Neil Harris says Preston should have reduced to 10 men and Lee Gregory was denied a perfectly legal goal as The Lions were held at The Den.

Ben Pearson had already been booked when he fouled Jed Wallace midway through the second-half and the Millwall boss thought it was a certain red card.

The hosts took the lead two minutes before the break through Aiden O’Brien and Lee Gregory thought had had doubled Millwall’s lead, but was flagged offside, much to Harris’ frustration.

Harris said: “I thought there was two very fine calls today, both that should have gone in our favour. Firstly, young Pearson should have been sent off, because it’s identical to Jake Cooper’s red card, second-yellow at Sheffield Wednesday and if you look back at YouTube or whatever you want to look at, identical decision, there is cover round the ball, but he stops our player progressing up the pitch. I don’t understand that one.

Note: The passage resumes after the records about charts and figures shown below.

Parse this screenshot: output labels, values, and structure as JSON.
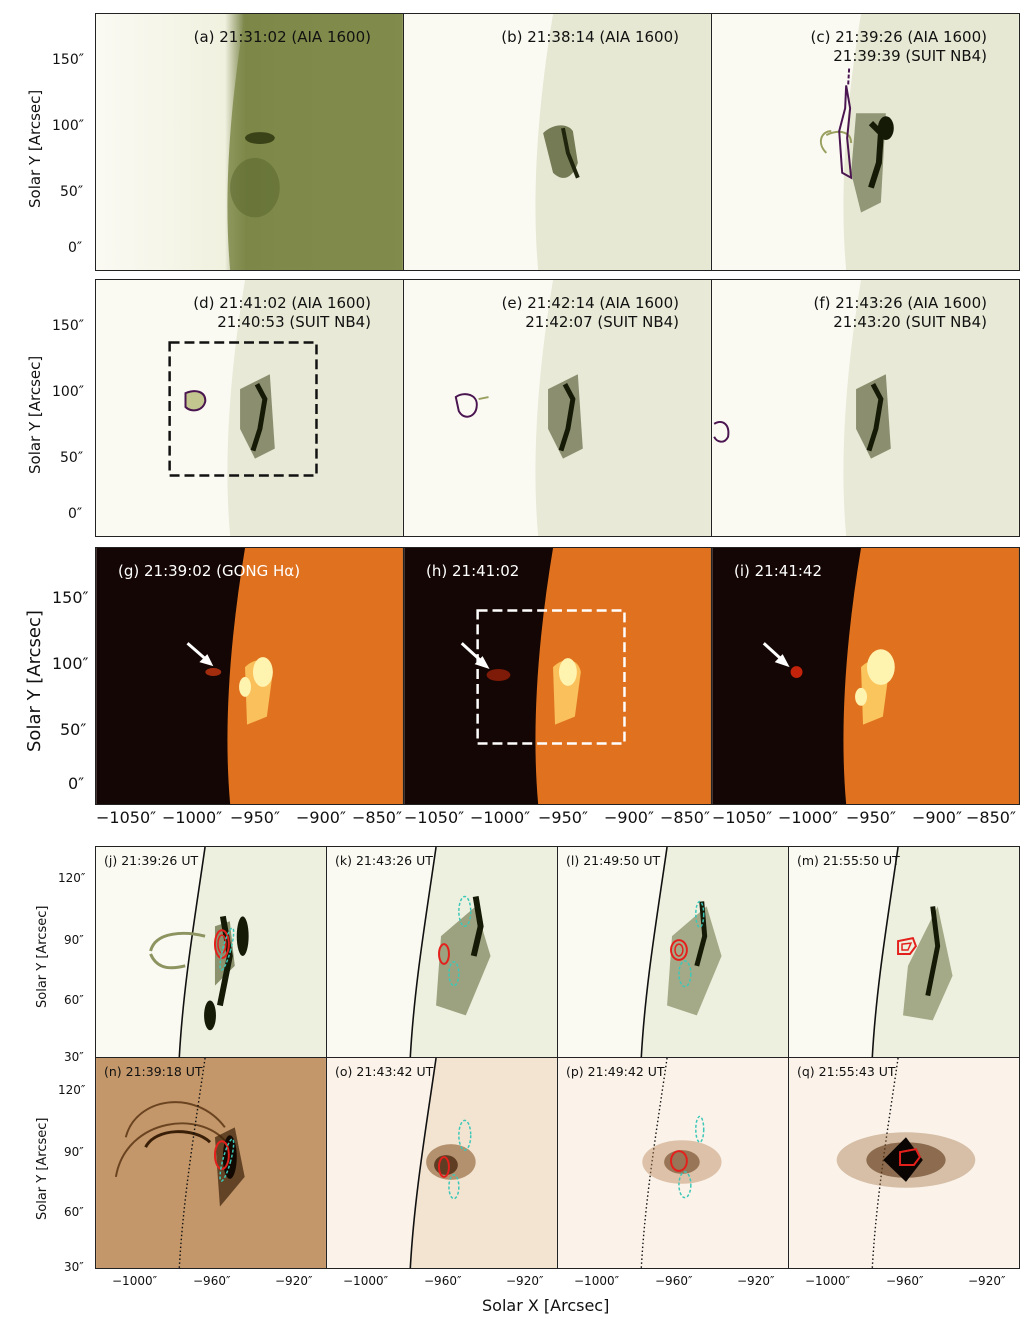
{
  "top_rows": {
    "y_axis_label": "Solar Y [Arcsec]",
    "y_ticks": [
      "150″",
      "100″",
      "50″",
      "0″"
    ],
    "x_ticks": [
      "−1050″",
      "−1000″",
      "−950″",
      "−900″",
      "−850″"
    ],
    "panels": [
      {
        "id": "a",
        "label": "(a) 21:31:02 (AIA 1600)",
        "colormap": "aia1600"
      },
      {
        "id": "b",
        "label": "(b) 21:38:14 (AIA 1600)",
        "colormap": "aia1600"
      },
      {
        "id": "c",
        "label": "(c) 21:39:26 (AIA 1600)\n21:39:39 (SUIT NB4)",
        "colormap": "aia1600"
      },
      {
        "id": "d",
        "label": "(d) 21:41:02 (AIA 1600)\n21:40:53 (SUIT NB4)",
        "colormap": "aia1600"
      },
      {
        "id": "e",
        "label": "(e) 21:42:14 (AIA 1600)\n21:42:07 (SUIT NB4)",
        "colormap": "aia1600"
      },
      {
        "id": "f",
        "label": "(f) 21:43:26 (AIA 1600)\n21:43:20 (SUIT NB4)",
        "colormap": "aia1600"
      },
      {
        "id": "g",
        "label": "(g) 21:39:02 (GONG Hα)",
        "colormap": "halpha"
      },
      {
        "id": "h",
        "label": "(h) 21:41:02",
        "colormap": "halpha"
      },
      {
        "id": "i",
        "label": "(i) 21:41:42",
        "colormap": "halpha"
      }
    ]
  },
  "bottom_rows": {
    "y_axis_label": "Solar Y [Arcsec]",
    "x_axis_label": "Solar X [Arcsec]",
    "y_ticks": [
      "120″",
      "90″",
      "60″",
      "30″"
    ],
    "x_ticks": [
      "−1000″",
      "−960″",
      "−920″"
    ],
    "panels": [
      {
        "id": "j",
        "label": "(j) 21:39:26 UT"
      },
      {
        "id": "k",
        "label": "(k) 21:43:26 UT"
      },
      {
        "id": "l",
        "label": "(l) 21:49:50 UT"
      },
      {
        "id": "m",
        "label": "(m) 21:55:50 UT"
      },
      {
        "id": "n",
        "label": "(n) 21:39:18 UT"
      },
      {
        "id": "o",
        "label": "(o) 21:43:42 UT"
      },
      {
        "id": "p",
        "label": "(p) 21:49:42 UT"
      },
      {
        "id": "q",
        "label": "(q) 21:55:43 UT"
      }
    ]
  },
  "colors": {
    "aia_bg": "#fafaf3",
    "aia_dark": "#232a10",
    "aia_limb": "#7d8a4a",
    "halpha_space": "#140604",
    "halpha_disk": "#e0721f",
    "halpha_bright": "#fff3b0",
    "euv_bg": "#f9eee2",
    "euv_dark": "#3a1f08",
    "suit_contour": "#4a1550",
    "red_contour": "#e3201c",
    "cyan_contour": "#3cc8b8"
  }
}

“Secondly, Gregory scores, through one-on-one and is clearly three yards onside and I have watched it back from two different angles from both our camera’s and is clearly onside, so two fine margin decisions at 1-0 can affect the outcome of the game went against us today.”

Callum Robinson levelled for with 11 minutes remaining, but despite their late equaliser, Harris said it was one point gained rather two points dropped.

The Lions sit seven points above the relegation-zone and are have now gone six games unbeaten at The Den, their best Championship home-run since December 2013.

Harris continued: “It’s a good point. When you’re 1-0 up at home, at half-time you’re disappointed not to get three, naturally. Against a good side, competitive side, aggressive side, in the way they press and the way they play and a team that are going to be in and around the top-six come the end of the season, all-in-all it’s a good point.

“It was very similar to up at their place. Two teams that work extremely hard. You’re not going to find many more hard-working teams in the division than Millwall and Preston.”